Voilà 50 ans que Vaslav Nijinski, le dieu de la danse, est mort. Vaslav Nijinski, c’est à la fois la grande épopée créatrice des ballets russes et un voyage dans l’histoire de la psychiatrie à travers sa maladie, la schizophrénie.

Vaslav Nijinski est né à Kiev vers fin 1889 ou début 1890 (la date est incertaine) de parents polonais. Ceux-ci étaient des danseurs itinérants qui allaient de cirque en cirque sur les routes de Russie. Les parents de Vaslav eurent ensemble trois enfants : un fils aîné de 2 ans plus âgé que Vaslav (Stanislas) et une fille cadette (Bronislava), malgré une tentative d’avortement. Enfants de la balle, Stanislas, Vaslav et Bronislava ont appris à danser, à faire le spectacle et à plaire avant de savoir marcher.

Le Frère aîné de Vaslav, Stanislas, était un enfant turbulent et impulsif qui a eu de nombreux accidents domestiques jusqu’à ce qu’il chute du quatrième étage. A la suite de cet accident et plusieurs jours de coma, Stanislas n’a plus été le même enfant. Tout d’abord, il a été un enfant trop doux, trop calme et retardé puis il a été un adolescent turbulent ce qui a nécessité son placement définitif en hôpital psychiatrique. Il mourut en 1918 pendant que son frère sombrait dans la folie.

Sa sœur a été la compagne de toujours de Nijinski. Danseuse, elle a suivi Vaslav dans les Ballets Russes. Elle a été à ses cotés pour rendre compréhensible aux autres danseurs de la compagnie les idées chorégraphiques de son frère. Elle a essayé de l’aider à reconstruire une troupe de danse après son licenciement des Ballets Russes. Ce fut une grande chorégraphe qui a signé de fabuleux ballets comme «noces » pour le compte des Ballets Russes sous le nom de Nijinska.

La mère de Vaslav, Eleanora Nicolaevna Bereda, était la fille d’un ébéniste joueur, alcoolique et dépressif. Son père décéda alors qu’elle avait sept ans d’une «crise cardiaque », suivi de peu par sa mère à l’issu d’un deuil pathologique. Elle a été élevée par ses sœurs et fut recrutée par une troupe de danseurs à l’âge de 12 ans. Elle était craintive, soufrant d’angoisse. On rapporte qu’elle réagissait aux frustrations par des accès de rage ou bien des accès de dépression. Elle faillit se marier avec un officier russe à 19 ans mais celui-ci exprima des remarques méprisantes à l’égard des polonais ce qui mit fin à cette relation. Ce n’est qu’à 27 ans qu’elle rencontra le père de Nijinski.

Le père de Nijinski, Thomas Lavrentievitch Nijinski, avait des qualités athlétiques exceptionnelles. Il effectuait des sauts d’une hauteur inhabituelle et avait de grands talents d’acteur. Dès la première rencontre avec Eleanora, à 22 ans, il demanda sa main en mariage. Celle-ci accepta lorsque celui-ci, à force de demandes, brandit un pistolet en disant que cela serait la dernière fois qu’il la lui demandait. Il est décrit comme immature sur le plan affectif et avec une réputation d’homme impétueux, voire violent.
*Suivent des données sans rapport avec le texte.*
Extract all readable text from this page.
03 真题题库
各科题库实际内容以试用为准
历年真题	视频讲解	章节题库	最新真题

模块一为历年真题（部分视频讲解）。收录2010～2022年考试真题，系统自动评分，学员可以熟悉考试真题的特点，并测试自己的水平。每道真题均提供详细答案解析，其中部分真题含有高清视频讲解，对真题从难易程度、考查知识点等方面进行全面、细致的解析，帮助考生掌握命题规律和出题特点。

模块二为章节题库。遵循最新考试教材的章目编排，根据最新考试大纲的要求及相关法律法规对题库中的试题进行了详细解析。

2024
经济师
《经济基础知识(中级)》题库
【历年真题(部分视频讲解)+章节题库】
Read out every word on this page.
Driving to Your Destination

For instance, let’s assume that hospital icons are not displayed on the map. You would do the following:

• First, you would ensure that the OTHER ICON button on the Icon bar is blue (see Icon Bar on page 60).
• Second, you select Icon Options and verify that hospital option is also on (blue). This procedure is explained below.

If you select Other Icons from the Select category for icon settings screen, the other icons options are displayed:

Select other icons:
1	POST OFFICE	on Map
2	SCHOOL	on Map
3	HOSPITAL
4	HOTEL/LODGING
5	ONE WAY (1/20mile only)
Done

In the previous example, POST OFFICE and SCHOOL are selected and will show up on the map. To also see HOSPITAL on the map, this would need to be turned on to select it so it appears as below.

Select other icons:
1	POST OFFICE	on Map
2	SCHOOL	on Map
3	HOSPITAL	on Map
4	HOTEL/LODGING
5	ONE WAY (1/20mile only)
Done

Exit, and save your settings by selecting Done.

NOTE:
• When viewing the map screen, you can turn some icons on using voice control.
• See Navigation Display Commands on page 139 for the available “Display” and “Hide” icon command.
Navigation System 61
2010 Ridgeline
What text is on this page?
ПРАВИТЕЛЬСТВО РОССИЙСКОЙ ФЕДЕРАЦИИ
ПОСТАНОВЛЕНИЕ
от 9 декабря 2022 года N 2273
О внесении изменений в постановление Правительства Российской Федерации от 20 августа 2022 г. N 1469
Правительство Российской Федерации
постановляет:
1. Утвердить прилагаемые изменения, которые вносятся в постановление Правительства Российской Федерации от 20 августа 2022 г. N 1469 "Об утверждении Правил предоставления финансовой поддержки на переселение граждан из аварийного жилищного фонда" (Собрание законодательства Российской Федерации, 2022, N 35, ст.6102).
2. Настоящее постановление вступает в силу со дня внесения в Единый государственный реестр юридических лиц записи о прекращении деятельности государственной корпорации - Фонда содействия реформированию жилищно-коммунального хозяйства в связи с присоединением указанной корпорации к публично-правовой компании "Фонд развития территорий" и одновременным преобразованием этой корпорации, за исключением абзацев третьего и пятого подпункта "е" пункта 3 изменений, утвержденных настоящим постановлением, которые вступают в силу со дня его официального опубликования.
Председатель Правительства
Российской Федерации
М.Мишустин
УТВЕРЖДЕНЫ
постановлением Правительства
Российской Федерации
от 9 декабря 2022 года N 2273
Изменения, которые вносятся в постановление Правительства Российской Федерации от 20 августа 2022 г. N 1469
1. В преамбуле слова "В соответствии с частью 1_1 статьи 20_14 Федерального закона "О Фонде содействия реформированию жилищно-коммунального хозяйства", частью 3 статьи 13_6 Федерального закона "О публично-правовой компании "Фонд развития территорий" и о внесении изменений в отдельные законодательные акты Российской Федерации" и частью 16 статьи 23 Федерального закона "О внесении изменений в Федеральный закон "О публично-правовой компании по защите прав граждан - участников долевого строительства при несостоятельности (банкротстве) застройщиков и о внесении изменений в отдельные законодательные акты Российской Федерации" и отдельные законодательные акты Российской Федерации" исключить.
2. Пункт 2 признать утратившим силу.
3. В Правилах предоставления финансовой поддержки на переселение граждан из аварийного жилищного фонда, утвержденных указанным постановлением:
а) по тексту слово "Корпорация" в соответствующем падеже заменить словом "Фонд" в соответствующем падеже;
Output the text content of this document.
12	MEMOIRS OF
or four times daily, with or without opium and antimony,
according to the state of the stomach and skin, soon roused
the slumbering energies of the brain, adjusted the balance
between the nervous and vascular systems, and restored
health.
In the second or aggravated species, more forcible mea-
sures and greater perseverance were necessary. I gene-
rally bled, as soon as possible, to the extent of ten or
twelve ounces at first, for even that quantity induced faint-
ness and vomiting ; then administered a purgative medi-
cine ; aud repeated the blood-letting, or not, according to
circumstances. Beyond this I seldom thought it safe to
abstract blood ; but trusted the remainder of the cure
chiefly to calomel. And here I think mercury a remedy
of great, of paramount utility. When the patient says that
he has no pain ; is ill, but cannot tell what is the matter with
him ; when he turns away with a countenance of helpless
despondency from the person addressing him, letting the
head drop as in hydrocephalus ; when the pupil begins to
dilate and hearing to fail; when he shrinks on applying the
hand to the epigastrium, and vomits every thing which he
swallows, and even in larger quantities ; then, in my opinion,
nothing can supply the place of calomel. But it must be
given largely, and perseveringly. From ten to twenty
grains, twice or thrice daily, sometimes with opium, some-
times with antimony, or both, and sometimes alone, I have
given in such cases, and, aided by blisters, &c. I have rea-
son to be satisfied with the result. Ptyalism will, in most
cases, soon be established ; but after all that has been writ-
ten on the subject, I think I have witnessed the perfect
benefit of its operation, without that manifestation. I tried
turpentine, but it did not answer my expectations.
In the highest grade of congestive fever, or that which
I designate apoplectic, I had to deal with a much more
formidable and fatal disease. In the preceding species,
Nijinski était un enfant turbulent qui semblait être fait pour la danse. Il connut son premier succès public à quatre ans quand il dansa le hopak pour les fêtes de pâques habillé en petite fille. Avec sa peau brune, ses grands yeux marron, il était impossible de voir que c’était un garçon. Il ressemblait à une petite Ukrainienne.

A six ou sept ans, il faillit se noyer alors qu’il était avec son père sur le bord de la Neva. Cet événement s’imprima fortement dans le souvenir de Nijinski.

Pour des artistes itinérants, trois enfants étaient difficiles à gérer. La mère de Vaslav devait rester à la maison s’occuper d’eux pendant que le père partait en tournée danser. Au cours d’un séjour en Finlande, son père eu une liaison avec une danseuse prénommée Rumiantseva. Il naquit une petite fille prénommée Marina. Puis, il quitta définitivement le foyer familial pour cette nouvelle famille.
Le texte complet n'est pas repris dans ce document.